Shyann is the brightest thing I’ve seen in my life. She’s not mine, but God, I want her. Her friendship, her smile. That would’ve been enough. No, that should’ve been enough, but I took more. Way more than I deserved.

She walks down the river to a shallow spot and crosses slowly. Her bare legs wobble as she tries to balance on slippery rocks. I keep my distance but draw close enough to help her if she needs it. Her teeth chatter, her long wet hair plastered to her back, and her body curls in on itself.

“Let me grab you a towel.”

She doesn’t answer.

I jog inside to grab a clean towel. When I return to the porch, I prepare to find her gone, but instead she’s on the bottom step crouched into a little ball.

“It’s only me.” I announce my approach to avoid upsetting her and when she jumps at the sound of my voice, I recoil.

I drape her shoulders with the towel, my arms itching to pull her back into my chest and hold her close, keep her safe and feel her breathe. She doesn’t move to hold the warmth to her but stares off into the distance with the towel falling limply around her.

“What happened, Shyann?” I whisper.

She blinks, the only proof she’s not a statue. “I can’t believe you don’t know.”

“I don’t.”

“Gage, he . . .” She finally moves and pulls the towel around herself.

I search her bare legs for injury. “Did he hurt you?”

“No. He threatened me and scared me, but I’m okay.”

“Your pants, when you were . . . did he—”

“He didn’t touch me . . . like that.” Her voice is dead, robotic and cold.

“I’m so sorry, Shy.” My voice cracks with emotion. “I’d never want to hurt or scare you.”

She turns her head slowly, and her blue eyes search mine. My heart cramps to see the light that usually shines so bright is dark. “I don’t think we can be friends anymore, Lucas.”

It hurts so badly, the pain of hearing those words, so resolute, from her lips. But I wouldn’t expect anything less. “I understand.”

She nods and stands, moving to her truck; she climbs inside. There are no goodbyes, no shared glances, not even the slightest acknowledgment between us.

“I’m sorry.” This is all my fault. I got lulled into a false sense of security and after my last blackout I should’ve known things could get worse.

I tried to stay away, tried to keep my distance, but I wasn’t strong enough.

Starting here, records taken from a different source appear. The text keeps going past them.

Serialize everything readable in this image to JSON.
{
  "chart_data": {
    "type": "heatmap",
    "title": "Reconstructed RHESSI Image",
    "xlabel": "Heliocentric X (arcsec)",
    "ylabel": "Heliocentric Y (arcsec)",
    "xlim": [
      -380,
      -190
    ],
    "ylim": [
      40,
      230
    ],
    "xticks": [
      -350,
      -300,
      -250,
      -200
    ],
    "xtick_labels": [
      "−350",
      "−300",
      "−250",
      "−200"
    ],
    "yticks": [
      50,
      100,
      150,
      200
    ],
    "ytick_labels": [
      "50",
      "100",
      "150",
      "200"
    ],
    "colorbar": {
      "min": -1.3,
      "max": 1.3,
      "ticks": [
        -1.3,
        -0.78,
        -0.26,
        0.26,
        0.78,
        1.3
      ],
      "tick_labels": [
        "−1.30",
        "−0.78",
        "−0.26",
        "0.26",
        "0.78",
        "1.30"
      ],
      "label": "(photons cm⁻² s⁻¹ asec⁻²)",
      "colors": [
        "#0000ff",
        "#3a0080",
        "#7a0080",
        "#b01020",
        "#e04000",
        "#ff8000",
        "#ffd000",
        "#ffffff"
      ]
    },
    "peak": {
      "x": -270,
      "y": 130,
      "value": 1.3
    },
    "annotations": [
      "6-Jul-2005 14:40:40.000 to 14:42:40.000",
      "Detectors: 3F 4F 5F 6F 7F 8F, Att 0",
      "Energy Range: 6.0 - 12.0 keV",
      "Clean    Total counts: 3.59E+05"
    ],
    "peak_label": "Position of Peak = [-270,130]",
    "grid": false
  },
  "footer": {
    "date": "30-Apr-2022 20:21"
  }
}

Gage is. He always has been.

The truck backs up and peels down the dirt road, kicking up rocks and leaving dust in its wake.

I have two days before Nash and Cody get back. I’ll stay up all night and finish the mantelpiece and then pack my stuff and move on.

Better to do it now before it’s too late.

Before someone dies.





TWENTY



SHYANN


I can’t close my eyes without seeing his face. Lying in bed with the sun just peeking up to warm the forest awake, I can’t get the last image of Gage to stop haunting me long enough to sleep.

Anger and fury twist his handsome features, transforming the timid Lucas I know into someone terrifying. And as much as it scared me, as much as I was convinced my existence would be erased from this earth, a voice whispered that he wouldn’t kill me. But I didn’t listen. I gave up. Gave in to the terror rather than fight for what I wanted. Prove that I’m strong enough to handle anything Gage throws at me.

I walked away from the one person who’s reminded me what it’s like to feel again, and Lucas let me go.

It’s as if he’s been through this before, heard the alarm and knows the drill. And beyond my close call with death, that’s what saddens me most.

People hate what they don’t understand, shun those who are different. When my mom lost her ability to walk, stand on her own, when her hands were curled in on themselves like gnarled tree roots, the looks people gave her were unforgivable. They assumed her mind was gone, that she wouldn’t notice, but that’s the thing about ALS; her body fell apart and her mind was fully aware of every fucking second of it.

Lucas can’t help who he is, what he’s become, and yet he’s forced to live in exile, unable to form relationships, fall in love, have a future that consists of someone outside himself.